Die Rollen war eindeutig verteilt. Die Mütter aus den Häusern mit den Fugen, also die Bauern- und Vermietertöchter, backten Kuchen für das Klassenfest. Die Mütter vom Bauernhof eher auch, aber die mussten außerdem Obst ernten, den Rasen mähen und drei bis sieben ledige Verwandte betreuen, wozu sie mit viel mit dem Auto herumfuhren. Die anderen Mütter gingen zur Arbeit; die Ärmsten. Es herrschte ständig große Sorge, dass Kinder benachteiligt würden, die nicht um zwölf Uhr dreißig ein warmes Mittagessen erhielten, welches die Mutter selbst oder wenigstens eine Oma zubereitet hatten.

Alle Kinder gingen zum Religionsunterricht. Die meisten hatten Evangelisch, was ich mir nett vorstellte, denn sie malten immer Bilder. Wir hatten in Katholisch eine mürrische alte Frau, die ständig von Schlesien erzählte und die sich wahnsinnig aufregte, weil ich das Kreuzzeichen nicht mit der schönen Hand ausführte. Sie war für das Argument der Linkshändigkeit unzugänglich, und ich neigte meinerseits schon damals nicht zum schnellen Frieden. Ich hatte also Katholisch, um mich im Streit zu erproben. Die Kinder, die dann noch übrig blieben, hatten Türkisch. Ich hielt das auch für eine Religion.

Die Frau, die Türkisch gab, sah aus wie alle anderen Lehrerinnen. Mittellanger Rock mit Falten, Bluse, Weste, Schmuck in Maßen. Sie hatte schwarze Haare, was mir einleuchtete, da die Kinder ihrer Religion auch etwas anders aussahen als ich. Die Türkischlehrerin neigte, das bekam ich irgendwann mit, zum Streit mit Eltern. Sie war gegen das Kopftuch! Ich verstand es nicht und ließ mir zu Hause erklären, dass Türkisch eben keine Religion sei. So einen Eindruck könnten nur gottlose Linke erzeugen, die keinen Glauben achteten. Manche türkische Leute hätten eine Religion, die von den Frauen forderte, ein Kopftuch zu tragen. Wir nähmen das zur Kenntnis, hörte ich zu Hause. Denn gute Katholiken sind tolerant!

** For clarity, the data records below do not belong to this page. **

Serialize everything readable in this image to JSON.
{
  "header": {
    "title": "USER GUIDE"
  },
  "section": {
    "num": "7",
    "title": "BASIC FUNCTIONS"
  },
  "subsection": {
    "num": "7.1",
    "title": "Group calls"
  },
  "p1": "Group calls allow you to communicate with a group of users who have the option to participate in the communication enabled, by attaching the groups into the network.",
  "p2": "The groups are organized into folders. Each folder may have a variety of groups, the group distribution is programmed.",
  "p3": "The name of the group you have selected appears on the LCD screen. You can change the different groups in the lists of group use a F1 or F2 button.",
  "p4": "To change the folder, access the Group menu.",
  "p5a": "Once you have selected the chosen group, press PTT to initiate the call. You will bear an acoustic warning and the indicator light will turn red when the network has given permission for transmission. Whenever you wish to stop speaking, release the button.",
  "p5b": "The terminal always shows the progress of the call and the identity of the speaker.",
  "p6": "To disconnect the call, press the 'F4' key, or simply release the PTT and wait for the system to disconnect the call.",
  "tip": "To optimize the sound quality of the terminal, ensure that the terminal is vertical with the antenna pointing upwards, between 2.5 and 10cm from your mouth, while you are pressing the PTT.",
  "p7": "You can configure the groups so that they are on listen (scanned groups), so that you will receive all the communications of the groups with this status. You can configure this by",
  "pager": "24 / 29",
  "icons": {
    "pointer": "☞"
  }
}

Aber die Mädchen?, fragte ich. Haben die auch ein Kopftuch auf? Nee, sagte Mama. Eher nicht. Die sind ja schließlich Kinder. Stimmt, dachte ich. Das türkische Mädchen, das neben mir saß, hatte kein Kopftuch auf. Nur wunderschöne schwarze Haare, lang und glänzend. Ich war heimlich etwas neidisch, aber nicht sehr. Gute Katholiken sind tolerant! Ich traute mich nicht so richtig, das Mädchen zu fragen. Sie war viel größer als ich. Sie hatte im dritten Schuljahr schon Busen, und manchmal konnte sie beim Schwimmunterricht nicht mitmachen. Ich hatte mächtig Respekt vor ihr. Einmal war ich bei ihr zum Geburtstag eingeladen, und boah, war ich nervös. Ich nahm lieber meine kleine Schwester mit.

Wir gingen also in das für uns fremde Haus. Es lag ganz normal in einer Straße, an der wir ständig vorbeifuhren, zum Beispiel auf dem Weg zum Kindergarten. Voll das alte Haus, sehr dunkel. Vielleicht hatten sie sich das aus ihrer Türkei mitgebracht?, überlegte ich. Aber die Heimatvertriebenen hatten neue Häuser gebaut, und die Vermieter von den Gastarbeitern auch. Es musste sich also bei den türkischen Leuten um diese Gastarbeiter handeln. Sehr freundlich von ihnen, die dunklen alten Kästen zu bewohnen, die sonst keiner wollte. Ich schaute mich stark um, ich suchte nach Frauen mit Kopftuch. Jemand fragte, ob ich zur Toilette müsste. Nein, sagte ich, aber wo sind denn jetzt die Frauen mit dem Kopftuch?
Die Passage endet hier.